PIERRE LAPOINTE, CHANTEUR
Éducation, mariage gai
"Tout d’abord, je veux faire un retour sur ce qui s’est passé aux Gémeaux avec les étudiants du Conservatoire et souligner le passage d’Émile Proulx-Cloutier à Tout le monde en parle, lui qui est allé dénoncer une des pires atrocités qu’on ait connues collectivement au cours des 30 dernières années, c’est-à-dire les coupures dans l’éducation. Mes amis proches sont étudiants et notre gouvernement tient une espèce de discours dans lequel il dit penser à long terme; mais, selon moi, si on pense à long terme, la première chose dans laquelle il faut investir, c’est l’éducation. Or, en ce moment, elle devient de plus en plus inaccessible. C’est totalement inacceptable parce que l’éducation, ça touche à tout: la santé, la science, la culture. Je fais donc un clin d’œil à cette cause par solidarité avec tous les jeunes de mon âge qui sont aux études et qui espèrent faire évoluer la société par l’éducation.
Je me suis réveillé en matière politique le jour où le Parti libéral est arrivé au pouvoir au Québec. Les petits festivals ont alors commencé à tomber parce que les subventions étaient coupées. J’ai pu mesurer l’impact que cela pouvait avoir sur mes amis.
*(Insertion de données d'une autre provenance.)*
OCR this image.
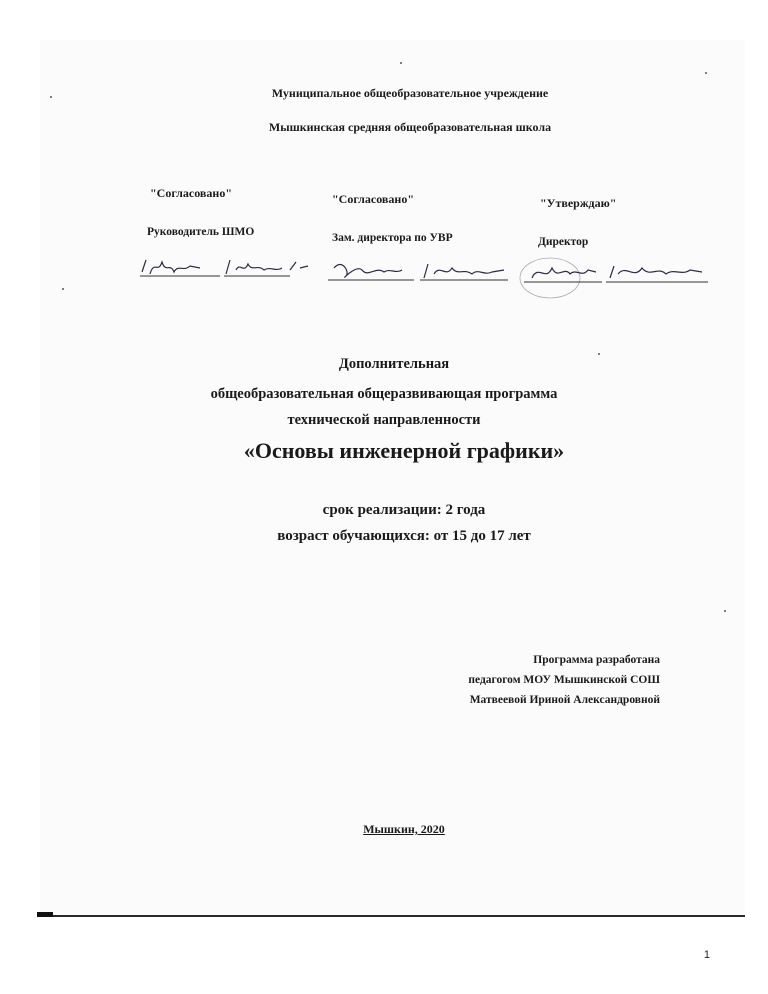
Муниципальное общеобразовательное учреждение
Мышкинская средняя общеобразовательная школа
"Согласовано"
Руководитель ШМО
"Согласовано"
Зам. директора по УВР
"Утверждаю"
Директор
Дополнительная
общеобразовательная общеразвивающая программа
технической направленности
«Основы инженерной графики»
срок реализации: 2 года
возраст обучающихся: от 15 до 17 лет
Программа разработана
педагогом МОУ Мышкинской СОШ
Матвеевой Ириной Александровной
Мышкин, 2020
1
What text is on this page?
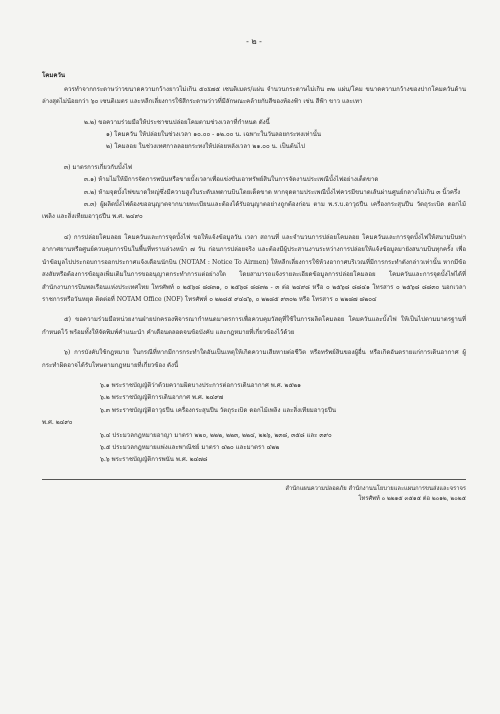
- ๒ -

โคมควัน

ควรทำจากกระดาษว่าวขนาดความกว้างยาวไม่เกิน ๕๐x๗๕ เซนติเมตร/แผ่น จำนวนกระดาษไม่เกิน ๓๒ แผ่น/โคม ขนาดความกว้างของปากโคมควันด้านล่างสุดไม่น้อยกว่า ๖๐ เซนติเมตร และหลีกเลี่ยงการใช้สีกระดาษว่าวที่มีลักษณะคล้ายกับสีของท้องฟ้า เช่น สีฟ้า ขาว และเทา

๒.๒) ขอความร่วมมือให้ประชาชนปล่อยโคมตามช่วงเวลาที่กำหนด ดังนี้

๑) โคมควัน ให้ปล่อยในช่วงเวลา ๑๐.๐๐ - ๑๒.๐๐ น. เฉพาะในวันลอยกระทงเท่านั้น

๒) โคมลอย ในช่วงเทศกาลลอยกระทงให้ปล่อยหลังเวลา ๒๑.๐๐ น. เป็นต้นไป

๓) มาตรการเกี่ยวกับบั้งไฟ

๓.๑) ห้ามไม่ให้มีการจัดการพนันหรือขายบั้งเวลาเพื่อแข่งขันเอาทรัพย์สินในการจัดงานประเพณีบั้งไฟอย่างเด็ดขาด

๓.๒) ห้ามจุดบั้งไฟขนาดใหญ่ซึ่งมีความสูงในระดับเพดานบินโดยเด็ดขาด หากจุดตามประเพณีบั้งไฟควรมีขนาดเส้นผ่านศูนย์กลางไม่เกิน ๓ นิ้วครึ่ง

๓.๓) ผู้ผลิตบั้งไฟต้องขออนุญาตจากนายทะเบียนและต้องได้รับอนุญาตอย่างถูกต้องก่อน ตาม พ.ร.บ.อาวุธปืน เครื่องกระสุนปืน วัตถุระเบิด ดอกไม้เพลิง และสิ่งเทียมอาวุธปืน พ.ศ. ๒๔๙๐

๔) การปล่อยโคมลอย โคมควันและการจุดบั้งไฟ ขอให้แจ้งข้อมูลวัน เวลา สถานที่ และจำนวนการปล่อยโคมลอย โคมควันและการจุดบั้งไฟให้สนามบินท่าอากาศยานหรือศูนย์ควบคุมการบินในพื้นที่ทราบล่วงหน้า ๗ วัน ก่อนการปล่อยจริง และต้องมีผู้ประสานงานระหว่างการปล่อยให้แจ้งข้อมูลมายังสนามบินทุกครั้ง เพื่อนำข้อมูลไปประกอบการออกประกาศแจ้งเตือนนักบิน (NOTAM : Notice To Airmen) ให้หลีกเลี่ยงการใช้ห้วงอากาศบริเวณที่มีการกระทำดังกล่าวเท่านั้น หากมีข้อสงสัยหรือต้องการข้อมูลเพิ่มเติมในการขออนุญาตกระทำการแต่อย่างใด โดยสามารถแจ้งรายละเอียดข้อมูลการปล่อยโคมลอย โคมควันและการจุดบั้งไฟได้ที่สำนักงานการบินพลเรือนแห่งประเทศไทย โทรศัพท์ ๐ ๒๕๖๘ ๘๘๓๑, ๐ ๒๕๖๘ ๘๘๓๒ - ๓ ต่อ ๒๔๙๘ หรือ ๐ ๒๕๖๘ ๘๘๔๑ โทรสาร ๐ ๒๕๖๘ ๘๘๓๐ นอกเวลาราชการหรือวันหยุด ติดต่อที่ NOTAM Office (NOF) โทรศัพท์ ๐ ๒๒๘๕ ๙๔๔๖, ๐ ๒๒๘๕ ๙๓๐๒ หรือ โทรสาร ๐ ๒๒๘๗ ๘๒๐๔

๕) ขอความร่วมมือหน่วยงานฝ่ายปกครองพิจารณากำหนดมาตรการเพื่อควบคุมวัสดุที่ใช้ในการผลิตโคมลอย โคมควันและบั้งไฟ ให้เป็นไปตามมาตรฐานที่กำหนดไว้ พร้อมทั้งให้จัดพิมพ์คำแนะนำ คำเตือนตลอดจนข้อบังคับ และกฎหมายที่เกี่ยวข้องไว้ด้วย

๖) การบังคับใช้กฎหมาย ในกรณีที่หากมีการกระทำใดอันเป็นเหตุให้เกิดความเสียหายต่อชีวิต หรือทรัพย์สินของผู้อื่น หรือเกิดอันตรายแก่การเดินอากาศ ผู้กระทำผิดอาจได้รับโทษตามกฎหมายที่เกี่ยวข้อง ดังนี้

๖.๑ พระราชบัญญัติว่าด้วยความผิดบางประการต่อการเดินอากาศ พ.ศ. ๒๕๒๑

๖.๒ พระราชบัญญัติการเดินอากาศ พ.ศ. ๒๔๙๗

๖.๓ พระราชบัญญัติอาวุธปืน เครื่องกระสุนปืน วัตถุระเบิด ดอกไม้เพลิง และสิ่งเทียมอาวุธปืน

พ.ศ. ๒๔๙๐

๖.๔ ประมวลกฎหมายอาญา มาตรา ๒๒๐, ๒๒๒, ๒๒๓, ๒๒๔, ๒๒๖, ๒๓๘, ๓๕๘ และ ๓๙๐

๖.๕ ประมวลกฎหมายแพ่งและพาณิชย์ มาตรา ๔๒๐ และมาตรา ๔๒๒

๖.๖ พระราชบัญญัติการพนัน พ.ศ. ๒๔๗๘

สำนักแผนความปลอดภัย สำนักงานนโยบายและแผนการขนส่งและจราจร
โทรศัพท์ ๐ ๒๒๑๕ ๓๕๑๕ ต่อ ๒๐๑๒, ๒๐๒๕
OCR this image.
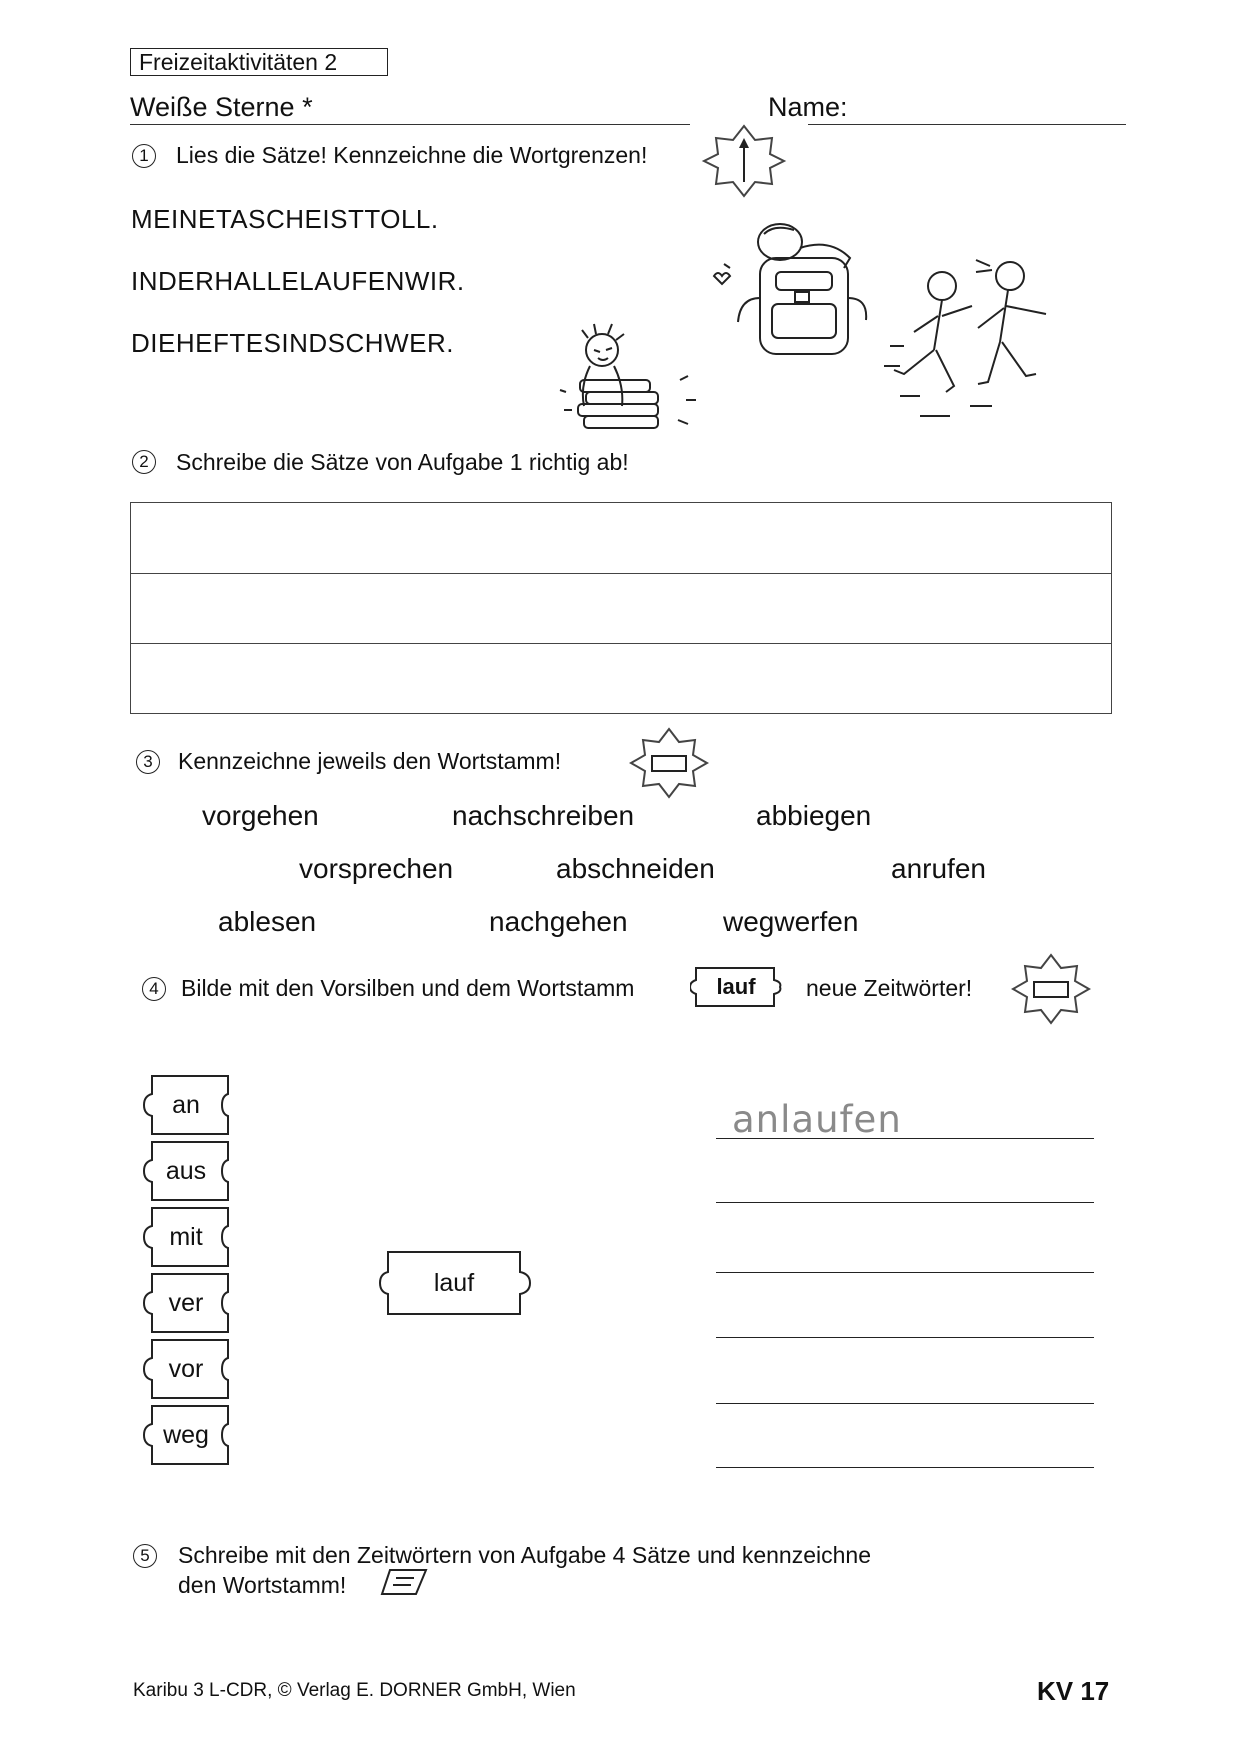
Freizeitaktivitäten 2
Weiße Sterne *	Name:
1	Lies die Sätze! Kennzeichne die Wortgrenzen!
MEINETASCHEISTTOLL.
INDERHALLELAUFENWIR.
DIEHEFTESINDSCHWER.
2	Schreibe die Sätze von Aufgabe 1 richtig ab!
3	Kennzeichne jeweils den Wortstamm!
vorgehen	nachschreiben	abbiegen
vorsprechen	abschneiden	anrufen
ablesen	nachgehen	wegwerfen
4 Bilde mit den Vorsilben und dem Wortstamm	lauf	neue Zeitwörter!
an
aus
mit
ver
vor
weg
lauf
anlaufen
5	Schreibe mit den Zeitwörtern von Aufgabe 4 Sätze und kennzeichne
den Wortstamm!
Karibu 3 L-CDR, © Verlag E. DORNER GmbH, Wien	KV 17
Je trouve ça bien que dans le dossier du mariage gay, le débat ait été lancé au Québec. Quand j’étais ado, j’étais assez fana de chanson, j’ai pas mal tout écouté ce qui se faisait dans les années 60. J’ai fait beaucoup de liens entre ce qui se passait en musique et en politique. Je pense qu’on est une société extrêmement ouverte et ce sentiment d’oppression qu’on a vécu a fait en sorte qu’on s’est déniaisés plus vite que d’autres sociétés. Pour ça, je suis content de vivre au Québec, surtout quand on pense au mouvement de droite qui frappe les États-Unis.
Je pourrais aussi parler de l’élection de Bush, c’est tellement évident que c’est un événement marquant. J’étais avec des amis et on est allés se coucher avant de connaître le résultat officiel. On était tous sous le choc, on se disait: c’est horrible, c’est lui qui passe! Tu ne tomberas pas sur un Québécois conscient qui n’est pas d’accord avec ça."
NELLY ARCAN, ROMANCIÈRE
Les Invasions, la télé, moi…
"J’ai noté plusieurs événements qui ont marqué l’année. Parmi eux, il y a la mort d’Arafat, la réélection de Bush, que tout le monde déplore, la poursuite de l’invasion en Irak, le succès du film Les Invasions barbares, de Fahrenheit 9/11 et de Supersize Me. La réélection de Bush m’a marquée car je dois dire que, comme écrivain, je suis absolument plongée dans mon monde intérieur et très souvent déconnectée de ce qui se passe dans le monde extérieur. C’est important parce que je considère malgré tout que le monde extérieur prévaut sur le petit monde intérieur de chaque individu… Ce qui fait que non seulement j’essaie de me tenir au courant de ce qui se passe dans le monde, mais j’y accorde de plus en plus d’importance.
Au Québec, l’événement culturel fut sans doute l’arrivée de l’émission de télé Tout le monde en parle. Côté social, soulignons les 20 ans de la clinique L’Actuel. En matière politique, la performance du Parti libéral du Québec et ses idées, pas très bonnes, de partenariats public-privé. Je pourrais également dire qu’un événement important de l’année fut la sortie de mon livre, mais cela reste trop subjectif!"